幼なじみとナイショの恋。

「今まで一度だって、私が困っている時にはるくんが現れなかったことってないの」



そう。


ただの一度だって。


どんな場所にいたって、はるくんは見つけ出してくれた。


きっと、今日だって……。



なぜかそう、確信してる。



「ふーん」と古賀さんが相槌を打つ。



「あんたって、尾上のことが好きなんだね」


「えぇっ!?!?」



思わぬ古賀さんの指摘に、驚きのあまり後退りをすれば、木の幹に思いきり頭をぶつけてしまった。



「わ、わわわわ私、そんなこと言ってな……」


「狼狽えすぎ。
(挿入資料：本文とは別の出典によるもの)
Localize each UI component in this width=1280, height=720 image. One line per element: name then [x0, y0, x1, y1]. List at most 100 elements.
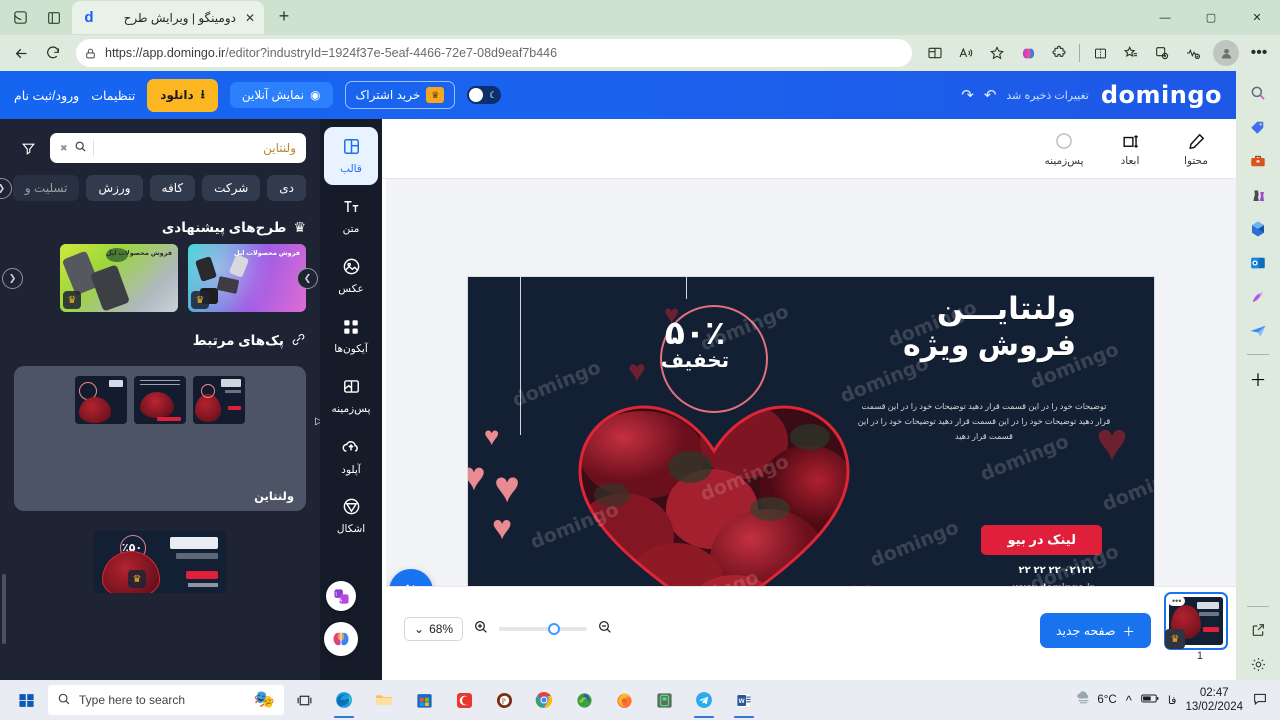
buy-subscription-button[interactable]: ♛ خرید اشتراک — [344, 81, 456, 109]
taskbar-telegram-icon[interactable] — [684, 680, 724, 720]
settings-icon[interactable] — [1242, 648, 1274, 680]
tool-shapes[interactable]: اشکال — [324, 487, 378, 545]
windows-start-icon[interactable] — [4, 680, 48, 720]
zoom-in-icon[interactable] — [473, 619, 489, 640]
online-preview-button[interactable]: ◉ نمایش آنلاین — [229, 82, 333, 108]
taskbar-terminal-icon[interactable] — [644, 680, 684, 720]
chips-prev-button[interactable]: ❮ — [0, 177, 12, 199]
design-body-text[interactable]: توضیحات خود را در این قسمت قرار دهید توض… — [854, 399, 1114, 445]
split-screen-icon[interactable] — [920, 39, 950, 67]
send-icon[interactable] — [1242, 315, 1274, 347]
search-icon[interactable] — [74, 140, 87, 156]
profile-avatar[interactable] — [1213, 40, 1239, 66]
design-title[interactable]: ولنتایـــن فروش ویژه — [903, 291, 1076, 363]
redo-icon[interactable]: ↷ — [961, 86, 974, 104]
download-button[interactable]: ⭳ دانلود — [147, 78, 218, 112]
taskbar-word-icon[interactable]: W — [724, 680, 764, 720]
favorites-icon[interactable] — [982, 39, 1012, 67]
taskbar-clock[interactable]: 02:47 13/02/2024 — [1185, 686, 1243, 715]
weather-widget[interactable]: 6°C — [1075, 690, 1117, 710]
mardi-gras-mask-icon[interactable]: 🎭 — [254, 690, 275, 710]
taskbar-edge-icon[interactable] — [324, 680, 364, 720]
subtool-background[interactable]: پس‌زمینه — [1042, 130, 1086, 167]
carousel-prev-button[interactable]: ❮ — [2, 268, 23, 289]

カマかけただけなのに、バレバレだっての」


「う"っ……」



う、嘘だ。


ずっと私だけの秘密にしてきたことが、こんなにあっさり人に知られてしまうなんて。


古賀さんはエスパーなの!?



「付き合ってるんだ?」


「つっ!?まさか!!付き合ってなんかないよ!!」


「告白は?」


「し、してない…」


「えーだるー。幼なじみなんでしょ?タイミングなんていくらでもあったんじゃん?さっさと伝えればいいのに」



伝えるタイミングか……。



「……伝えるつもりは……ないの」



中学生になって、初めてはるくんが告白されたと聞いた日も。


バレンタインに、みんなが好きな人にチョコを渡していた時も。


修学旅行の夜、突然始まった告白タイムの時も。